Bundesregierung und Netzbetreiber müssen sich bewegen!

DBV-Präsidium: Akzeptanz der Bauern und Grundeigentümer ist gefährdet

Das Präsidium des Deutschen Bauernverbandes (DBV) erklärt in seiner Sitzung am 4. Dezember 2012, dass der Netzausbau im Zuge der Energiewende nur mit einer besseren Berücksichtigung agrarstruktureller Belange, einer wiederkehrenden Nutzungsvergütung beim Leitungstrassenbau und der Verhinderung zusätzlicher Flächeninanspruchnahmen beim Naturschutzausgleich gelingen kann. Diese Voraussetzungen seien entscheidend für die Akzeptanz der betroffenen land- und forstwirtschaftlichen Grundstückseigentümer.

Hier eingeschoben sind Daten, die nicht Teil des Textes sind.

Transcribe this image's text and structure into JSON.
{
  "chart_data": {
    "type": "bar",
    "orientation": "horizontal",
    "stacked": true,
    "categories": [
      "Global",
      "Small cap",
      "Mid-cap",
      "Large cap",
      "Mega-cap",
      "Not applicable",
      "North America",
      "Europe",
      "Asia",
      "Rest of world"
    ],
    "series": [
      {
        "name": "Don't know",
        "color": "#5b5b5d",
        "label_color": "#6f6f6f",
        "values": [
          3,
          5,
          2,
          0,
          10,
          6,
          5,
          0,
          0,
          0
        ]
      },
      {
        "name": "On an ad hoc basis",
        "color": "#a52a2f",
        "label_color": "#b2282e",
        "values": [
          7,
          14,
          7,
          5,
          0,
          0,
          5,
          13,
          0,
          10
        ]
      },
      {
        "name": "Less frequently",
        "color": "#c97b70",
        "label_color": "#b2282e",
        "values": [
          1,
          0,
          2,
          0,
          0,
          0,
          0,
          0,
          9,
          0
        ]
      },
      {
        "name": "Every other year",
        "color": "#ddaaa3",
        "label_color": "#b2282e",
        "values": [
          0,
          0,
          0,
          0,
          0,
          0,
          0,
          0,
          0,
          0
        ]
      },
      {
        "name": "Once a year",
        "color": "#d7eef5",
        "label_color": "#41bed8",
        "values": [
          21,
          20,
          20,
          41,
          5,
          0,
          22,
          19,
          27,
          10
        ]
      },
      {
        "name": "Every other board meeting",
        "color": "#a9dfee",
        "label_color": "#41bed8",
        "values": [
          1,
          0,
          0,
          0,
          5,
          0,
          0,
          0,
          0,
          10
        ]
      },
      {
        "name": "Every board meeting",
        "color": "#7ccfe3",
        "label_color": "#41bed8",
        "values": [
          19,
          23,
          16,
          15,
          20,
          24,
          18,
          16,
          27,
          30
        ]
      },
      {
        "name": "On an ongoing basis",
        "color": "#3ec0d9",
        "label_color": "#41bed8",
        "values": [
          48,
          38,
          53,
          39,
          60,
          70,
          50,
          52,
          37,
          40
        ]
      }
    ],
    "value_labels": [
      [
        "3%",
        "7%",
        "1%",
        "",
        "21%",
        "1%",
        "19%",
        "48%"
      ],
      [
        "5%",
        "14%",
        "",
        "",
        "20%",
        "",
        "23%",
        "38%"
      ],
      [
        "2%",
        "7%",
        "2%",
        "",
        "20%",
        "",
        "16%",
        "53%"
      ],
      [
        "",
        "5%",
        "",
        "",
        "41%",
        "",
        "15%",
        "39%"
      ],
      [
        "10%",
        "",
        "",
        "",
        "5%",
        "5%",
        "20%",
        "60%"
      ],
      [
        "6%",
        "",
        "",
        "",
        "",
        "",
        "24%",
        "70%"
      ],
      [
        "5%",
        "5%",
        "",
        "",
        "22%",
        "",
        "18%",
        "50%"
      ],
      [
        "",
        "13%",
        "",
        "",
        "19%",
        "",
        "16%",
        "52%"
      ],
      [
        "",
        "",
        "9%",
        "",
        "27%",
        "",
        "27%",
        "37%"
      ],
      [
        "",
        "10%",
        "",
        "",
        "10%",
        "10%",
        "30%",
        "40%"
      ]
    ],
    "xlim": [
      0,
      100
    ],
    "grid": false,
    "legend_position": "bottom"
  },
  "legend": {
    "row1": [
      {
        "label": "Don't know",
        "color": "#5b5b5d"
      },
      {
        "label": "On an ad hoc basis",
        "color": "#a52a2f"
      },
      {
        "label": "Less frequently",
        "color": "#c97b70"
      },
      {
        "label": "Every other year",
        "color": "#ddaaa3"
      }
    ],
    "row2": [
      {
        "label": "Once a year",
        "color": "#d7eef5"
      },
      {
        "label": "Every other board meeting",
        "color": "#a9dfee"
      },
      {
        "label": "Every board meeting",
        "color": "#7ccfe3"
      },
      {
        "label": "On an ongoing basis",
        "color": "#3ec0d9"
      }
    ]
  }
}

Politik und Netzbetreiberunternehmen seien aufgerufen, ihre unbewegliche Haltung zu überdenken. Erst auf einer verbesserten gesetzlichen Grundlage würden sich die Landesbauernverbände in der Lage sehen, wieder in Verhandlungen über Rahmenvereinbarungen mit den Netzbetreiberunternehmen einzutreten, heißt es in der Erklärung weiter.